Short Term Missionaries as Bridge Builders

Written by Karl Dahlfred on .

Short-term teams are often limited in their language ability, cultural knowledge, and depth of relationship with the people that they are seeking to minister to.  The number of possible activities that a short-term mission team can do is almost limitless but what is the best, most strategic way that a team can spend its limited time?  How can they use their short time on the field to produce a potentially long-term impact on the mission field?

 

I’ve been involved in the world of evangelical missions for almost fifteen years at this point and I’ve been on short-term mission trips, lead short term trips, and now as a long term missionary I have hosted short-term teams on the field.  I am convinced that the best, most effective way that short-term missionaries can contribute to the ministry of long-term missionaries and the local church is through serving as bridge builders.

 

By bridge building, I don’t mean a construction project.  Rather, short-termers are in a unique position to help put long-term missionaries and local Christians in contact with people who don’t yet know Christ.  In many places, the church is very small and missionaries are often on their own.  There is a limit to the number of people they can get to know, and the number of people who would be interested in getting to know them.  However, in some ministry contexts, long-term missionaries or local Christians can set up special activities or events to attract non-believers and create a context where they can get to know not only the short-termers but also the long-termers and local Christians.  When the short-termers go home, those introductions that have been made can be continued by those still on the field.

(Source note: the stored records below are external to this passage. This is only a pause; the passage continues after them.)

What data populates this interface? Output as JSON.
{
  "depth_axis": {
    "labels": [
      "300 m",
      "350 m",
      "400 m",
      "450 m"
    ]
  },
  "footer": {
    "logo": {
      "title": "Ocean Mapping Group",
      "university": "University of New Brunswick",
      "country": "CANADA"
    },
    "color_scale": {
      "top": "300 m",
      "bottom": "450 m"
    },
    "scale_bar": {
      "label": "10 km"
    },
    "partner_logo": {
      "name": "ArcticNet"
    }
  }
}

An example of bridge building that I’ve seen work fairly well is the long-term missionary or local Christians arranging for an incoming short-term team to teach a couple days of English conversation in a local high school or college.  Even though there is a language barrier, the local students are attracted to the short-termers because they are new, different, and exotic (in the from-a-foreign-country sense).  At the end of their teaching session, the short-termers invite the students to a special event at the local church or youth ministry center.  Some of the students come to such an event.  They play games, sing songs, have food, hang out with their new foreign friends, hear testimonies, and maybe a short Gospel message.  But they also meet long-term missionaries and local Christians who are at the event.  And after the short-termers have gone home, some of those relationships continue.  Most the folks who came to check out the foreigners disappear after they go home.  But some stay to hear more about the God whom they hadn’t known about before but now seems surprisingly attractive.

 

What are some other creative ways that a short-term team could serve as bridge builders?